Talks between the various parties had been ongoing for several months, with the government determined to improve rural coverage and operators eager to avoid coverage licence obligations at the next auction of 5G spectrum.

Ofcom says and only 67 per cent of the UK’s geographic area is completely covered while seven per cent of the country can’t receive a 4G signal at all.

Uk rural 4G coverage

In exchange for the abolition of coverage obligations, the mobile operators would invest £530 million to open and share existing masts in parts of the country where coverage is available from at least one operator but not all. The government would then provide up to £500 million to build new masts in ‘total not spots’ where there is no 4G coverage from any operator.
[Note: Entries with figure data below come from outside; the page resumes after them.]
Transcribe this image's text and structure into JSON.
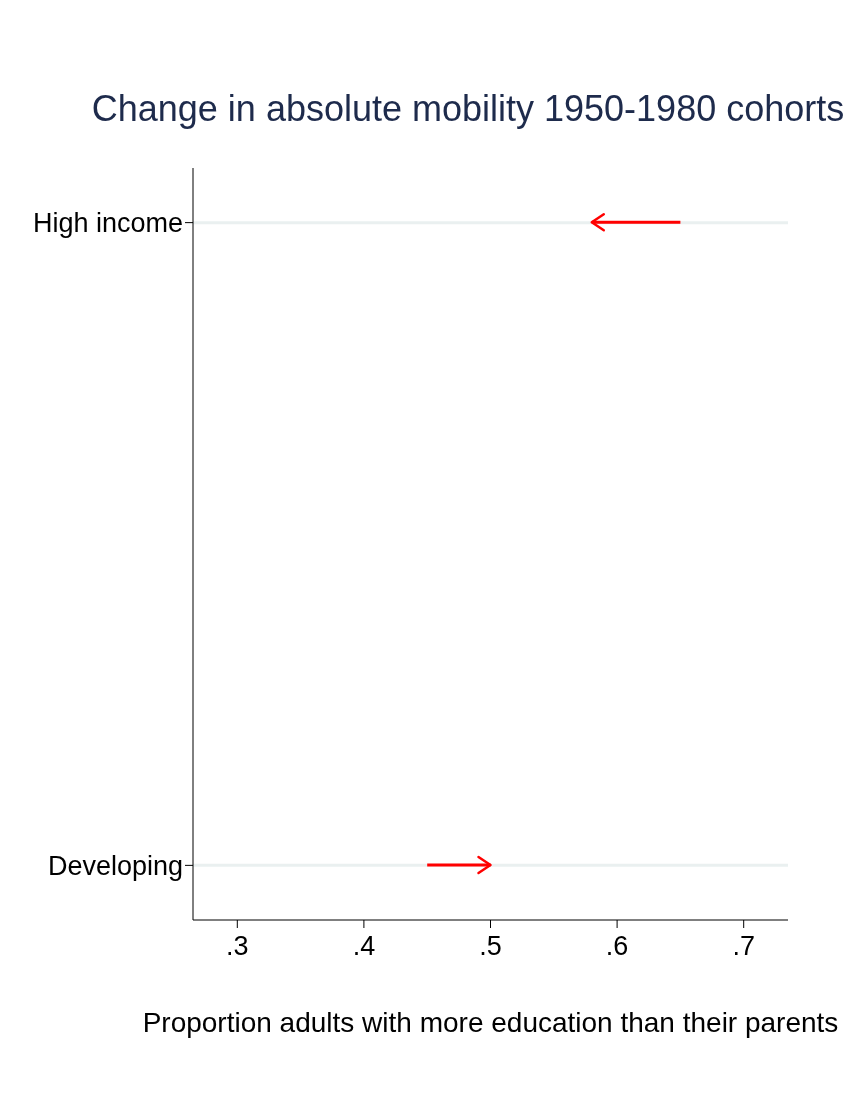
{
  "chart_data": {
    "type": "bar",
    "orientation": "horizontal",
    "title": "Change in absolute mobility 1950-1980 cohorts",
    "xlabel": "Proportion adults with more education than their parents",
    "categories": [
      "High income",
      "Developing"
    ],
    "base": [
      0.65,
      0.45
    ],
    "values": [
      -0.07,
      0.05
    ],
    "color": "#ff0000",
    "xlim": [
      0.265,
      0.735
    ],
    "xticks": [
      {
        "value": 0.3,
        "label": ".3"
      },
      {
        "value": 0.4,
        "label": ".4"
      },
      {
        "value": 0.5,
        "label": ".5"
      },
      {
        "value": 0.6,
        "label": ".6"
      },
      {
        "value": 0.7,
        "label": ".7"
      }
    ],
    "grid": "y"
  }
}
The government will also make infrastructure built as part of the Emergency Service Network (ESN) available top operators, adding an additional two per cent of coverage. In total, 280,000 premises and 16,000km of roads could be included in the project.

“We are determined to make sure no part of the country is left behind when it comes to mobile connectivity,” said Digital Secretary Nicky Morgan. “We are closing in on a deal with the mobile network operators so those living in rural areas will be able to get the fast and reliable mobile coverage they need and deserve. 
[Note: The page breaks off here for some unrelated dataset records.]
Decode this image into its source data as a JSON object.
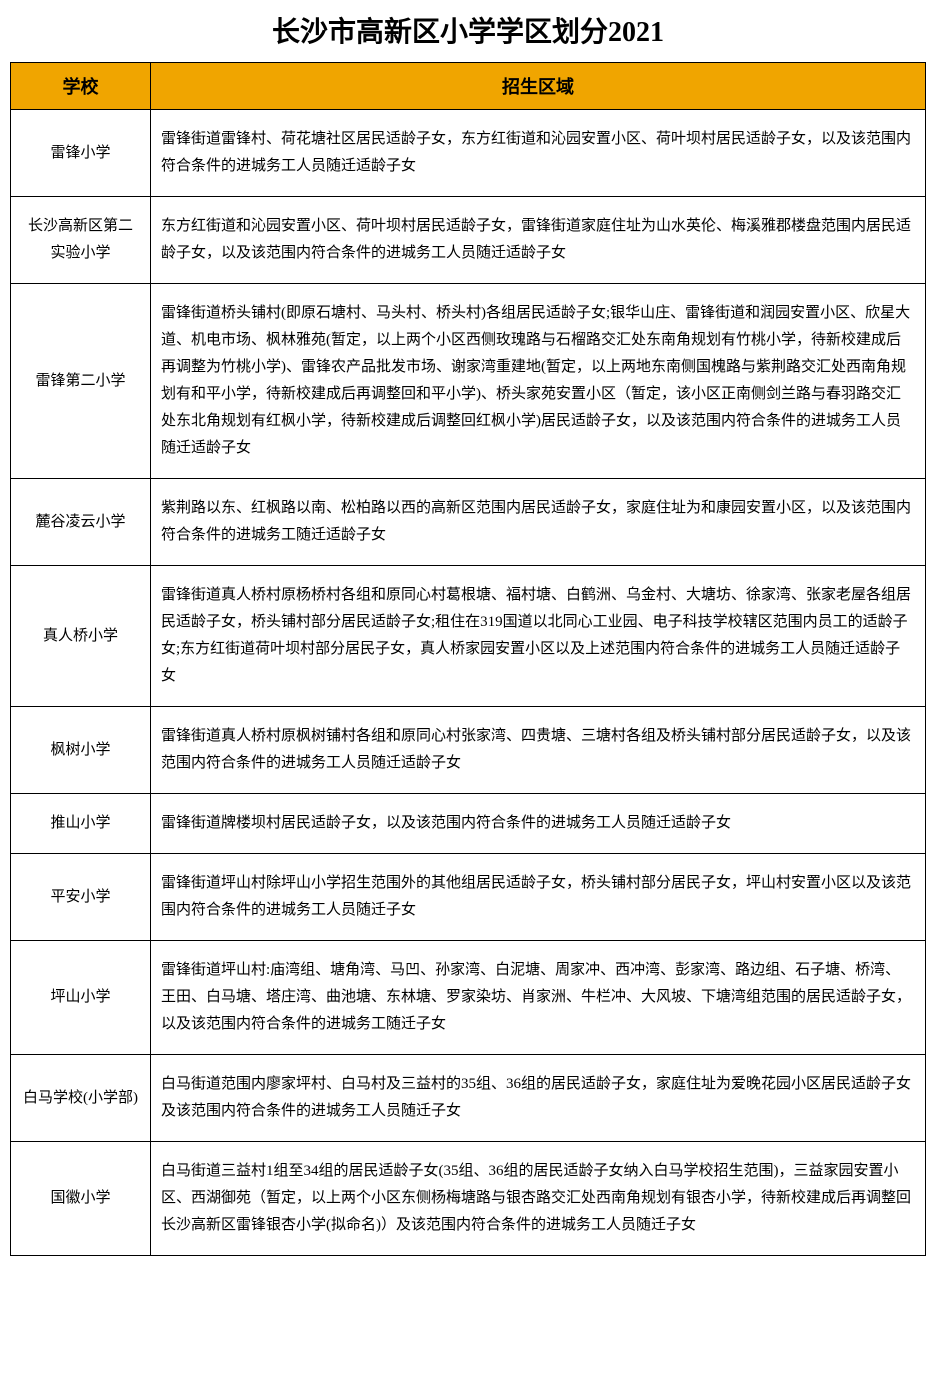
{
  "title": "长沙市高新区小学学区划分2021",
  "header_bg_color": "#f0a500",
  "border_color": "#000000",
  "columns": {
    "school": "学校",
    "area": "招生区域"
  },
  "rows": [
    {
      "school": "雷锋小学",
      "area": "雷锋街道雷锋村、荷花塘社区居民适龄子女，东方红街道和沁园安置小区、荷叶坝村居民适龄子女，以及该范围内符合条件的进城务工人员随迁适龄子女"
    },
    {
      "school": "长沙高新区第二实验小学",
      "area": "东方红街道和沁园安置小区、荷叶坝村居民适龄子女，雷锋街道家庭住址为山水英伦、梅溪雅郡楼盘范围内居民适龄子女，以及该范围内符合条件的进城务工人员随迁适龄子女"
    },
    {
      "school": "雷锋第二小学",
      "area": "雷锋街道桥头铺村(即原石塘村、马头村、桥头村)各组居民适龄子女;银华山庄、雷锋街道和润园安置小区、欣星大道、机电市场、枫林雅苑(暂定，以上两个小区西侧玫瑰路与石榴路交汇处东南角规划有竹桃小学，待新校建成后再调整为竹桃小学)、雷锋农产品批发市场、谢家湾重建地(暂定，以上两地东南侧国槐路与紫荆路交汇处西南角规划有和平小学，待新校建成后再调整回和平小学)、桥头家苑安置小区（暂定，该小区正南侧剑兰路与春羽路交汇处东北角规划有红枫小学，待新校建成后调整回红枫小学)居民适龄子女，以及该范围内符合条件的进城务工人员随迁适龄子女"
    },
    {
      "school": "麓谷凌云小学",
      "area": "紫荆路以东、红枫路以南、松柏路以西的高新区范围内居民适龄子女，家庭住址为和康园安置小区，以及该范围内符合条件的进城务工随迁适龄子女"
    },
    {
      "school": "真人桥小学",
      "area": "雷锋街道真人桥村原杨桥村各组和原同心村葛根塘、福村塘、白鹤洲、乌金村、大塘坊、徐家湾、张家老屋各组居民适龄子女，桥头铺村部分居民适龄子女;租住在319国道以北同心工业园、电子科技学校辖区范围内员工的适龄子女;东方红街道荷叶坝村部分居民子女，真人桥家园安置小区以及上述范围内符合条件的进城务工人员随迁适龄子女"
    },
    {
      "school": "枫树小学",
      "area": "雷锋街道真人桥村原枫树铺村各组和原同心村张家湾、四贵塘、三塘村各组及桥头铺村部分居民适龄子女，以及该范围内符合条件的进城务工人员随迁适龄子女"
    },
    {
      "school": "推山小学",
      "area": "雷锋街道牌楼坝村居民适龄子女，以及该范围内符合条件的进城务工人员随迁适龄子女"
    },
    {
      "school": "平安小学",
      "area": "雷锋街道坪山村除坪山小学招生范围外的其他组居民适龄子女，桥头铺村部分居民子女，坪山村安置小区以及该范围内符合条件的进城务工人员随迁子女"
    },
    {
      "school": "坪山小学",
      "area": "雷锋街道坪山村:庙湾组、塘角湾、马凹、孙家湾、白泥塘、周家冲、西冲湾、彭家湾、路边组、石子塘、桥湾、王田、白马塘、塔庄湾、曲池塘、东林塘、罗家染坊、肖家洲、牛栏冲、大风坡、下塘湾组范围的居民适龄子女，以及该范围内符合条件的进城务工随迁子女"
    },
    {
      "school": "白马学校(小学部)",
      "area": "白马街道范围内廖家坪村、白马村及三益村的35组、36组的居民适龄子女，家庭住址为爱晚花园小区居民适龄子女及该范围内符合条件的进城务工人员随迁子女"
    },
    {
      "school": "国徽小学",
      "area": "白马街道三益村1组至34组的居民适龄子女(35组、36组的居民适龄子女纳入白马学校招生范围)，三益家园安置小区、西湖御苑（暂定，以上两个小区东侧杨梅塘路与银杏路交汇处西南角规划有银杏小学，待新校建成后再调整回长沙高新区雷锋银杏小学(拟命名)）及该范围内符合条件的进城务工人员随迁子女"
    }
  ]
}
“Brokering an agreement for mast sharing between networks alongside new investment in mobile infrastructure will mean people get good 4G signal no matter where they are or which provider they’re with.”

A deal has not yet been formalised, but could be reached as early as next year. The chief executives of EE, O2,Three and Vodafone have praised the deal, claiming it to be a “world first” and a “step change” in the way that all operators delivering mobile coverage.

The Shared Rural Network (SRN) will also end calls for a national roaming network that would allow customers of one operator to switch to another network if they can’t get a signal. This would effectively see operators carrying their rival’s traffic. Operators had opposed such a move, arguing they would simply stop investing in network infrastructure as a result.

“Proposals to finally boost much-needed 4G coverage across the UK are positive and should help consumers access a better signal, but government and industry must now urgently clarify how these plans will deliver the right level of geographic coverage to match what people actually need,” added Caroline Normand, director of advocacy at Which?

“For people to reap the benefits as soon as possible, government must ensure that action is immediate and that progress can be measured. Consumers also need to have a real choice of providers in all areas if they are going to see improvements."